Quartier industriel vibrant à la fin du XIXe siècle, la Petite-Bourgogne a hébergé plusieurs communautés culturelles au cours de son histoire.
1875 : Création de la cité de Sainte-Cunégonde
Avant d’être ainsi désignée, la Petite-Bourgogne a porté plusieurs noms. Érigé sur d’anciennes terres boisées ou agricoles, ayant appartenu à plusieurs congrégations religieuses, le secteur est au début du XIXe siècle connu sous le nom de faubourg Saint-Joseph. Les Sulpiciens y ont concédé leurs terres à des marchands et à des commerçants, qui à leur tour ont permis aux industries de s’y installer. L’ouverture du canal de Lachine en 1825 facilite ce processus : de vastes manufactures sont bâties autour du canal, notamment les ateliers de construction navale d’Augustin Cantin, à l’ouest de l’actuelle rue Canning.
Les premiers habitants de la Petite-Bourgogne
Frédéric Auguste Quesnel
L’historien Édouard-Zotique Massicotte (1867-1947) identifie neuf résidants dans le secteur en 1840 : messieurs Coderre, Quinn, Gilbert, Fortin, Courville, Brewster, Herdell, Descarries et Campbell. La plupart habitent près de l’ancien chemin du roi (aujourd’hui rue Notre-Dame); certains y travaillent, notamment au moulin de M. Brewster ou à l’hôtel de M. Courville, érigé dans une maisonnette située au coin des rues Vinet et Notre-Dame.

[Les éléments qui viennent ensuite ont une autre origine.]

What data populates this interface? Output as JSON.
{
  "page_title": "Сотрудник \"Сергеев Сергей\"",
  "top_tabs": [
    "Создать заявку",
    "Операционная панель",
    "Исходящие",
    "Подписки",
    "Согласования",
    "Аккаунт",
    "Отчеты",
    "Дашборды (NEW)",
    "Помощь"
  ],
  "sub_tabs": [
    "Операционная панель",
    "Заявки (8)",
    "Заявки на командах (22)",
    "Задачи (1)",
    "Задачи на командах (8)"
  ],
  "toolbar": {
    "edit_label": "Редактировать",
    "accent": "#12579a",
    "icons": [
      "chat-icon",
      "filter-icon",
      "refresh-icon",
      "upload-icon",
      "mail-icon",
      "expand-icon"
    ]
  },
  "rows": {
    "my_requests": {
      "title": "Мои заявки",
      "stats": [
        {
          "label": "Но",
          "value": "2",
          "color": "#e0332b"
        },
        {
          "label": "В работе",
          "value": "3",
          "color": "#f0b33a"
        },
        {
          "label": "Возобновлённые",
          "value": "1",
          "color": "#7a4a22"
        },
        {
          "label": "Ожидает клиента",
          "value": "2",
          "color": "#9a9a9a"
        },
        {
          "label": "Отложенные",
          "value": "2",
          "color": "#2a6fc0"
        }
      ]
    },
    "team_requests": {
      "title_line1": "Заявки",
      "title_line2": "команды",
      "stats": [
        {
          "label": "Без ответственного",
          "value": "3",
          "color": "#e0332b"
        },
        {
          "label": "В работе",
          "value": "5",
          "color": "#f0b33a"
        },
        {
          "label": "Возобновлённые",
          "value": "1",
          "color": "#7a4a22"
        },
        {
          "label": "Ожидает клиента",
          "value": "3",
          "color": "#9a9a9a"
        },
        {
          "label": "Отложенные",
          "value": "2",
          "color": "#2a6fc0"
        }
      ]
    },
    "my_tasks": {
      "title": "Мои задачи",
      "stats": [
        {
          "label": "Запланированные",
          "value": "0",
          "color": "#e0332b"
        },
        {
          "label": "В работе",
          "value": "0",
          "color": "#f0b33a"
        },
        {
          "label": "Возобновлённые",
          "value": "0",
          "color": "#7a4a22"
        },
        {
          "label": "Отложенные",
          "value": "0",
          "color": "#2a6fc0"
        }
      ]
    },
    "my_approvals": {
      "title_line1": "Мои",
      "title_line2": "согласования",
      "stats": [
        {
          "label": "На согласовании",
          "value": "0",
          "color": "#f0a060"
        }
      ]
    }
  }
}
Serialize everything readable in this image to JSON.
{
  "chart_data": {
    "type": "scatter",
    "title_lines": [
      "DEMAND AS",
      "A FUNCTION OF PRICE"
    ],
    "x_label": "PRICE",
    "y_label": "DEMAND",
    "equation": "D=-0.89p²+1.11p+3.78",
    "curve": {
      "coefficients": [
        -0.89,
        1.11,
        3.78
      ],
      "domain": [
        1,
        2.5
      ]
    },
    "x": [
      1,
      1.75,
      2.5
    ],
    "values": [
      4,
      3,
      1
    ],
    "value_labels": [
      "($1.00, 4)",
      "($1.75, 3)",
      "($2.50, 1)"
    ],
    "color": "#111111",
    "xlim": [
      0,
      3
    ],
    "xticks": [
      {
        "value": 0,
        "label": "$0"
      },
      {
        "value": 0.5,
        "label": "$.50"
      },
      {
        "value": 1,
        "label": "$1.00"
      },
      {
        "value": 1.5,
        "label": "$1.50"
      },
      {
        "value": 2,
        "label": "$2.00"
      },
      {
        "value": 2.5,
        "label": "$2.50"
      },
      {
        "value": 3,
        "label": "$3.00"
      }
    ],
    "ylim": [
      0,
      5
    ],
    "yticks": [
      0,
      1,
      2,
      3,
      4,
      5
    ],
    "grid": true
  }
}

Vers 1850, une large partie du territoire actuel de la Petite-Bourgogne appartient à Frédéric-Auguste Quesnel puis, à sa mort, à son neveu Charles-Joseph Coursol, futur maire de Montréal dans les années 1870. Les Quesnel font construire un vaste domaine surnommé « Souvenir » situé au nord de la rue Saint-Antoine et à l’ouest de la rue Dominion, sur le site de l’actuelle autoroute Ville-Marie. Les rues Quesnel, Coursol et du Souvenir (au nord de l’autoroute) commémorent par leur nom cette période.
William Workman
La Cité de Sainte-Cunégonde se développe
Vers 1850, deux spéculateurs, Alexandre-Maurice Delisle et William Workman, achètent à la famille Quesnel la partie sud de leur terre (l’actuelle Petite-Bourgogne), puis divisent le territoire en lots afin d’y accueillir des travailleurs et leurs familles. En 1875, le secteur obtient une charte municipale et prend le nom de Sainte-Cunégonde, avant d’être annexé à Montréal en 1905. La plupart des nouveaux habitants sont des Canadiens français, mais le quartier héberge aussi plusieurs notables irlandais. Joseph Luttrell, né en Irlande en 1841, réside par exemple à Sainte-Cunégonde dès 1875 et fait partie du conseil municipal en 1877. Il ouvre une confiserie qui porte son nom, la Joseph Luttrell Co., dans la rue Albert (maintenant Lionel-Groulx). William Workman, dont une rue porte le nom aujourd’hui, devient le premier maire de Montréal d’origine irlandaise entre 1868 et 1871.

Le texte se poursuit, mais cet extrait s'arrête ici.